La Nota del Comitato dei Mille:

“Il Tribunale Amministrativo Regionale per il Lazio – Sezione Quinta Ter – ha accolto l’istanza cautelare monocratica presentata da Codacons e Comitato dei Mille e Dialogo, dichiarando l’illegittimità del silenzio serbato dal Comune di Nettuno sulla diffida del 19 gennaio 2026.

Il decreto rileva che «il silenzio serbato dal Comune di Nettuno […] si oppone all’interesse pubblico e collettivo a fruire del demanio in sicurezza», evidenziando una condotta omissiva che ha inciso sull’accesso all’arenile in un tratto già oggetto di segnalazioni e richieste formali.

Pur trattandosi di un rito accelerato, il TAR ha ritenuto sussistente un’urgenza tale da giustificare l’intervento cautelare ex art. 56 c.p.a., ordinando al Comune di garantire immediatamente l’accesso sicuro all’arenile nel tratto interessato.

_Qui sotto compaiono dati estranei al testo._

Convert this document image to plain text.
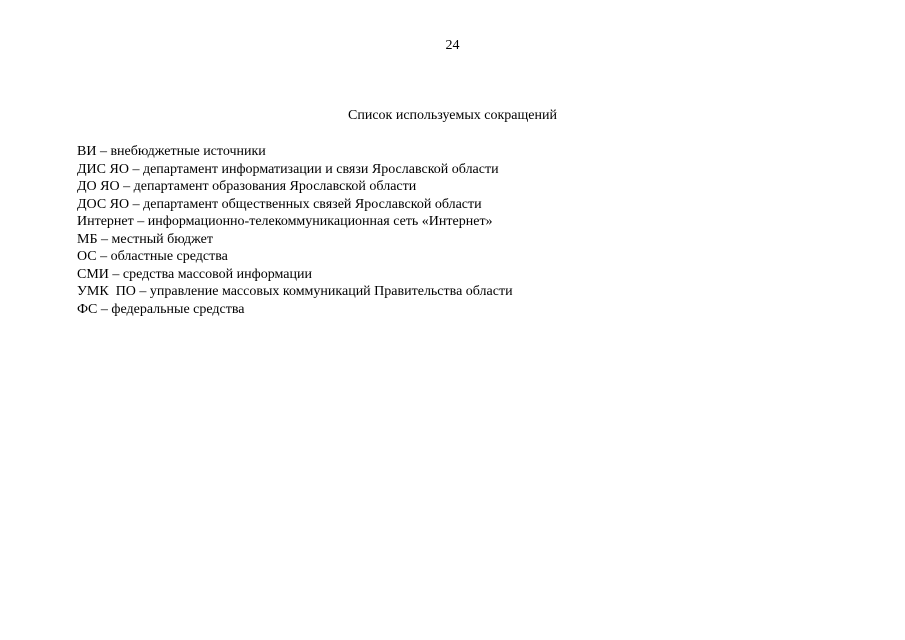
24
Список используемых сокращений
ВИ – внебюджетные источники
ДИС ЯО – департамент информатизации и связи Ярославской области
ДО ЯО – департамент образования Ярославской области
ДОС ЯО – департамент общественных связей Ярославской области
Интернет – информационно-телекоммуникационная сеть «Интернет»
МБ – местный бюджет
ОС – областные средства
СМИ – средства массовой информации
УМК  ПО – управление массовых коммуникаций Правительства области
ФС – федеральные средства
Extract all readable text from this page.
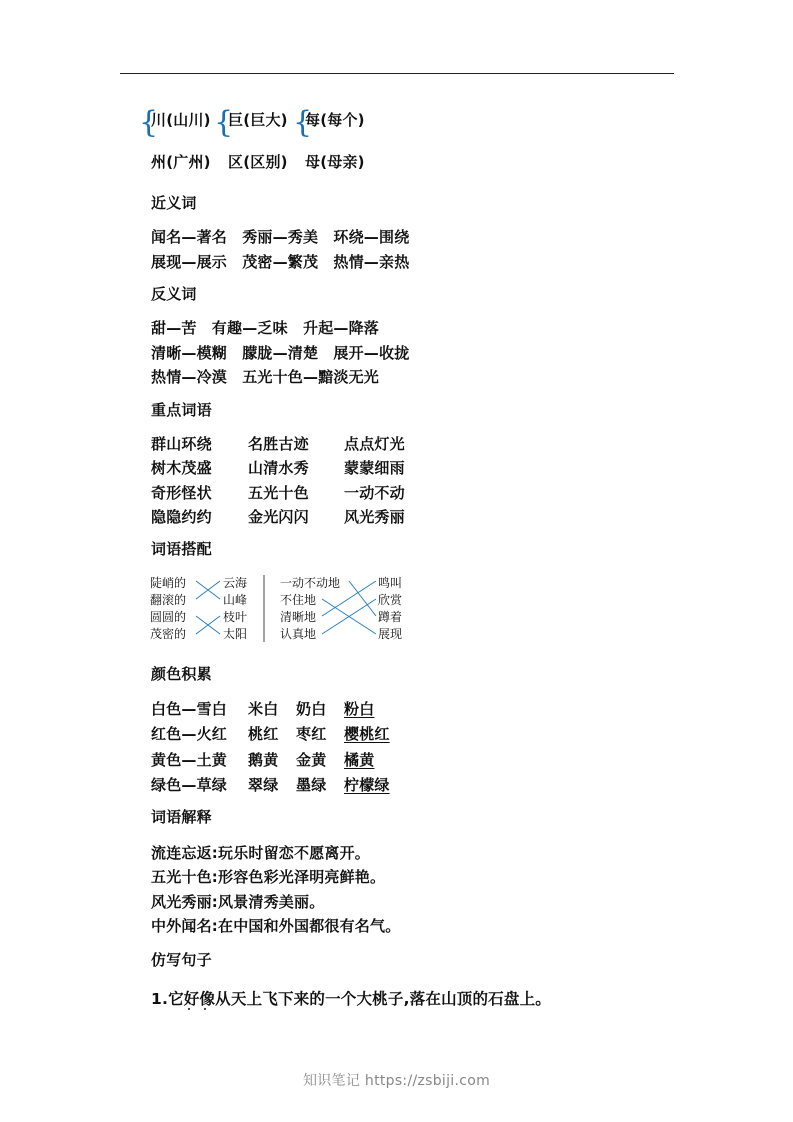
{ { {
川(山川) 巨(巨大) 每(每个)
州(广州) 区(区别) 母(母亲)
近义词
闻名—著名　秀丽—秀美　环绕—围绕
展现—展示　茂密—繁茂　热情—亲热
反义词
甜—苦　有趣—乏味　升起—降落
清晰—模糊　朦胧—清楚　展开—收拢
热情—冷漠　五光十色—黯淡无光
重点词语
群山环绕 名胜古迹 点点灯光
树木茂盛 山清水秀 蒙蒙细雨
奇形怪状 五光十色 一动不动
隐隐约约 金光闪闪 风光秀丽
词语搭配
陡峭的
翻滚的
圆圆的
茂密的
云海
山峰
枝叶
太阳
一动不动地
不住地
清晰地
认真地
鸣叫
欣赏
蹲着
展现
颜色积累
白色—雪白 米白 奶白 粉白
红色—火红 桃红 枣红 樱桃红
黄色—土黄 鹅黄 金黄 橘黄
绿色—草绿 翠绿 墨绿 柠檬绿
词语解释
流连忘返:玩乐时留恋不愿离开。
五光十色:形容色彩光泽明亮鲜艳。
风光秀丽:风景清秀美丽。
中外闻名:在中国和外国都很有名气。
仿写句子
1.它好像从天上飞下来的一个大桃子,落在山顶的石盘上。
知识笔记 https://zsbiji.com
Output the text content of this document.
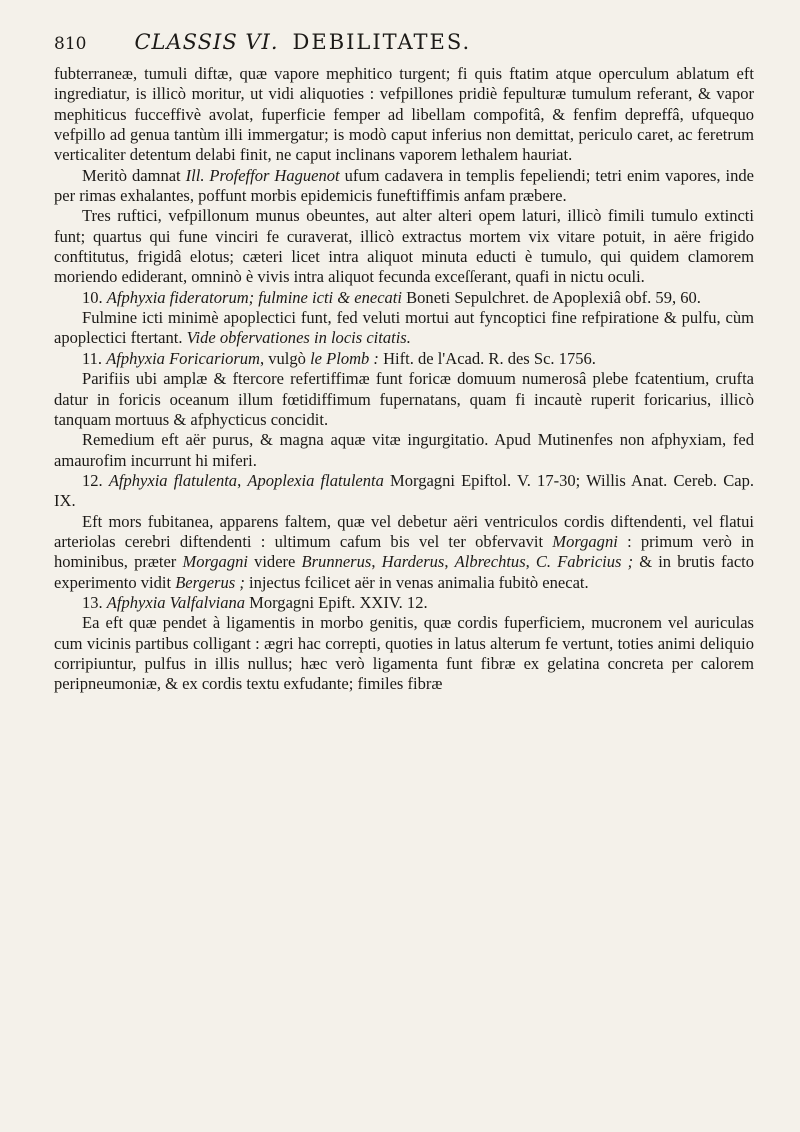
810 CLASSIS VI. DEBILITATES.

fubterraneæ, tumuli diftæ, quæ vapore mephitico turgent; fi quis ftatim atque operculum ablatum eft ingrediatur, is illicò moritur, ut vidi aliquoties : vefpillones pridiè fepulturæ tumulum referant, & vapor mephiticus fucceffivè avolat, fuperficie femper ad libellam compofitâ, & fenfim depreffâ, ufquequo vefpillo ad genua tantùm illi immergatur; is modò caput inferius non demittat, periculo caret, ac feretrum verticaliter detentum delabi finit, ne caput inclinans vaporem lethalem hauriat.

Meritò damnat Ill. Profeffor Haguenot ufum cadavera in templis fepeliendi; tetri enim vapores, inde per rimas exhalantes, poffunt morbis epidemicis funeftiffimis anfam præbere.

Tres ruftici, vefpillonum munus obeuntes, aut alter alteri opem laturi, illicò fimili tumulo extincti funt; quartus qui fune vinciri fe curaverat, illicò extractus mortem vix vitare potuit, in aëre frigido conftitutus, frigidâ elotus; cæteri licet intra aliquot minuta educti è tumulo, qui quidem clamorem moriendo ediderant, omninò è vivis intra aliquot fecunda exceſſerant, quafi in nictu oculi.

10. Afphyxia fideratorum; fulmine icti & enecati Boneti Sepulchret. de Apoplexiâ obf. 59, 60.

Fulmine icti minimè apoplectici funt, fed veluti mortui aut fyncoptici fine refpiratione & pulfu, cùm apoplectici ftertant. Vide obfervationes in locis citatis.

11. Afphyxia Foricariorum, vulgò le Plomb : Hift. de l'Acad. R. des Sc. 1756.

Parifiis ubi amplæ & ftercore refertiffimæ funt foricæ domuum numerosâ plebe fcatentium, crufta datur in foricis oceanum illum fœtidiffimum fupernatans, quam fi incautè ruperit foricarius, illicò tanquam mortuus & afphycticus concidit.

Remedium eft aër purus, & magna aquæ vitæ ingurgitatio. Apud Mutinenfes non afphyxiam, fed amaurofim incurrunt hi miferi.

12. Afphyxia flatulenta, Apoplexia flatulenta Morgagni Epiftol. V. 17-30; Willis Anat. Cereb. Cap. IX.

Eft mors fubitanea, apparens faltem, quæ vel debetur aëri ventriculos cordis diftendenti, vel flatui arteriolas cerebri diftendenti : ultimum cafum bis vel ter obfervavit Morgagni : primum verò in hominibus, præter Morgagni videre Brunnerus, Harderus, Albrechtus, C. Fabricius ; & in brutis facto experimento vidit Bergerus ; injectus fcilicet aër in venas animalia fubitò enecat.

13. Afphyxia Valfalviana Morgagni Epift. XXIV. 12.

Ea eft quæ pendet à ligamentis in morbo genitis, quæ cordis fuperficiem, mucronem vel auriculas cum vicinis partibus colligant : ægri hac correpti, quoties in latus alterum fe vertunt, toties animi deliquio corripiuntur, pulfus in illis nullus; hæc verò ligamenta funt fibræ ex gelatina concreta per calorem peripneumoniæ, & ex cordis textu exfudante; fimiles fibræ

Il Comitato dei Mille definisce il provvedimento «una prima vittoria dei cittadini contro l’inerzia amministrativa», sottolineando come il Tribunale abbia confermato la fondatezza delle iniziative intraprese: «L’Amministrazione ha ignorato le diffide, non ha risposto e non ha affrontato un problema che riguarda la sicurezza e l’uso di un bene pubblico essenziale».

L’esperto amministrativista Simone Massari osserva: Si tratta di una decisione che segna un precedente. Il decreto monocratico non si limita a censurare il silenzio: lo qualifica come contrario all’interesse pubblico, ponendo l’accento sulla tutela del demanio marittimo e sulla responsabilità degli enti territoriali nel garantire l’accessibilità e la sicurezza delle aree costiere. La camera di consiglio collegiale è fissata per il 4 settembre 2026, ma il TAR ha già imposto un obbligo immediato: il Comune deve intervenire ora, senza ulteriori ritardi»..

Il provvedimento rappresenta un’affermazione di legalità e un monito contro l’inerzia amministrativa, valorizzando il ruolo dei comitati civici nella difesa dei beni comuni. Inoltre i Comitati hanno individuato e segnalato tre possibili passaggi che potrebbero essere immediatamente aperti dal Comune”.

L’avvocato Adolfo Bruno e l’ingegner Vincenzo D’Errico dichiarano: «Il Comitato dei Mille e Dialogo, insieme al Codacons, vigilerà affinché il decreto sia eseguito integralmente e senza ritardi, nell’interesse dei cittadini e della sicurezza dell’arenile».